First, we need evidence that when a child scores better than she has in the past, her knowledge or skills extend beyond the specific items on the test. So far, the evidence has not shown this. In most states where scores have given a different type of test, the same children don’t show similar improvement. As one school principal I know said to me, “One of my teachers reported that her students had particular trouble with questions that involved reading a menu. Her solution was to include menu items in the weeks of school work leading up to the test”. Needless to say familiarity with menus was not the real problem. What those children needed was not more time practicing menu questions, but instead, more skills reading unfamiliar material, understanding a new domain by reading about it, and how to navigate new literary formats. Her students may well have improved on the next round of tests, but that wouldn’t necessarily mean they had actually become better readers.
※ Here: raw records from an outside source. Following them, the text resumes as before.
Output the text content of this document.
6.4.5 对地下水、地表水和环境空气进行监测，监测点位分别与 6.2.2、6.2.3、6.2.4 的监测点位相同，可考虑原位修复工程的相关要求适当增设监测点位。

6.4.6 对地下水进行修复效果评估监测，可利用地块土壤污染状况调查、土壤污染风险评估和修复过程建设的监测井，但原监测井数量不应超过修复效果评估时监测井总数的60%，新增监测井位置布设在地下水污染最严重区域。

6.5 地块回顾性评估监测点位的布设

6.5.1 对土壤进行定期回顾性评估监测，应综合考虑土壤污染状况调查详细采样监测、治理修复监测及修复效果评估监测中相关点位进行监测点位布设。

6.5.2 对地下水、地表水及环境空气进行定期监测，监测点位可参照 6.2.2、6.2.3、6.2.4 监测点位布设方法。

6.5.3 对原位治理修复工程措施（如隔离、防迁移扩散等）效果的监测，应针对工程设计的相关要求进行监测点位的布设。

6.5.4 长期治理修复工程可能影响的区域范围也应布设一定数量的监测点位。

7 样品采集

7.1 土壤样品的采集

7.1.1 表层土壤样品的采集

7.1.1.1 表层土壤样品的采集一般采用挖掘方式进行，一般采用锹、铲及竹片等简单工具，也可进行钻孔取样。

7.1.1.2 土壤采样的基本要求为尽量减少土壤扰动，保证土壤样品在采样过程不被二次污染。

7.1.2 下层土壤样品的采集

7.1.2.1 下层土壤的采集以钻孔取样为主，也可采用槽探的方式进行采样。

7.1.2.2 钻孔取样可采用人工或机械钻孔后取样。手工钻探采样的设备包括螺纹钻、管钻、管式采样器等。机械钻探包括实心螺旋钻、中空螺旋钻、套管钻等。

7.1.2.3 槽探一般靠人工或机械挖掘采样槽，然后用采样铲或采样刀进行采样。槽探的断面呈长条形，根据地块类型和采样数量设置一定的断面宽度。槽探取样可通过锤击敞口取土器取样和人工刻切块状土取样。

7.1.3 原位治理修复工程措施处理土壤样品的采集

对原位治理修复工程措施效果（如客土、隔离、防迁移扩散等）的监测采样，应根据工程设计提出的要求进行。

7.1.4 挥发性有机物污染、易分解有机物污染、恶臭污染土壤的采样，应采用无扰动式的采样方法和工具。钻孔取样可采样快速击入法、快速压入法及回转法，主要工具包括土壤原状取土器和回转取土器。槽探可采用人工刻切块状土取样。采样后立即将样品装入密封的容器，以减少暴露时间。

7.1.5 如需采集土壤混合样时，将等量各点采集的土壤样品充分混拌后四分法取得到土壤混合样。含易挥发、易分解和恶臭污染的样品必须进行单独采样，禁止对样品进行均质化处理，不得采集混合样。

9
Here’s another way to think of this issue. A child’s temperature is a pretty good measure of the absence or presence of the flu. It tells you that a child is sick, and/or it predicts that that the kid with the fever will feel bad within hours. If you give aspirin to someone with a fever their temperature will go down, but you won’t actually do anything to change the virus within them. There are ways to raise a child’s test score that do little more than giving a person with a fever aspirin.
Second, it would be good to know that when children’s test scores improve, their academic performance in non-test settings also improves. In other words, we’d need evidence that the teacher whose students regularly get better scores than predicted by their earlier scores are also become better thinkers and learners more generally. For instance, we’d need to see that children who test better than we expected them to on reading comprehension items also choose more complex books, use books in a more sophisticated way to form opinions, and speak in more literate and authoritative ways. There are virtually no data to show this.
Third, even in the absence of these two kinds of research, it would be good to know that improving a child’s test score actually improved their life outcome. Research has established that good test scores can cause good things to happen- a good score might qualify a student for an enriched academic opportunity, or a scholarship at the state university (as it does in Massachusetts). For instance, if the children in, say, Ms. Good’s fourth grade class showed more improvement from 3rd grade than the students in Ms. Bad’s fourth grade class, it would be useful to know if, 15 years later, Ms. Good’s students had better jobs, did better at their jobs, found more life satisfaction, and were more conscientious voters than children in Ms. Bad’s class. It would be equally important to show that the children in Ms. Good’s class had better life outcomes than the students in Mr. Alsogood’s class, where children’s scores didn’t go up, but other good things were happening (for instance children were engaged, working hard, and reading a lot). That is, whatever a teacher does to improve student’s scores should also predict (not just cause) a better chance at a good life.
Until we have more data showing that improving test scores actually teaches students to think well, or that an improved test score predicts better life outcomes, we’re all willfully looking away from the Emperor’s nakedness.
While we try to come up with measures that tell us something about individual children, their teachers, or our schools, we’re better off using no tests than ones which have unintended bad effects, and haven’t yet been shown to measure anything meaningful.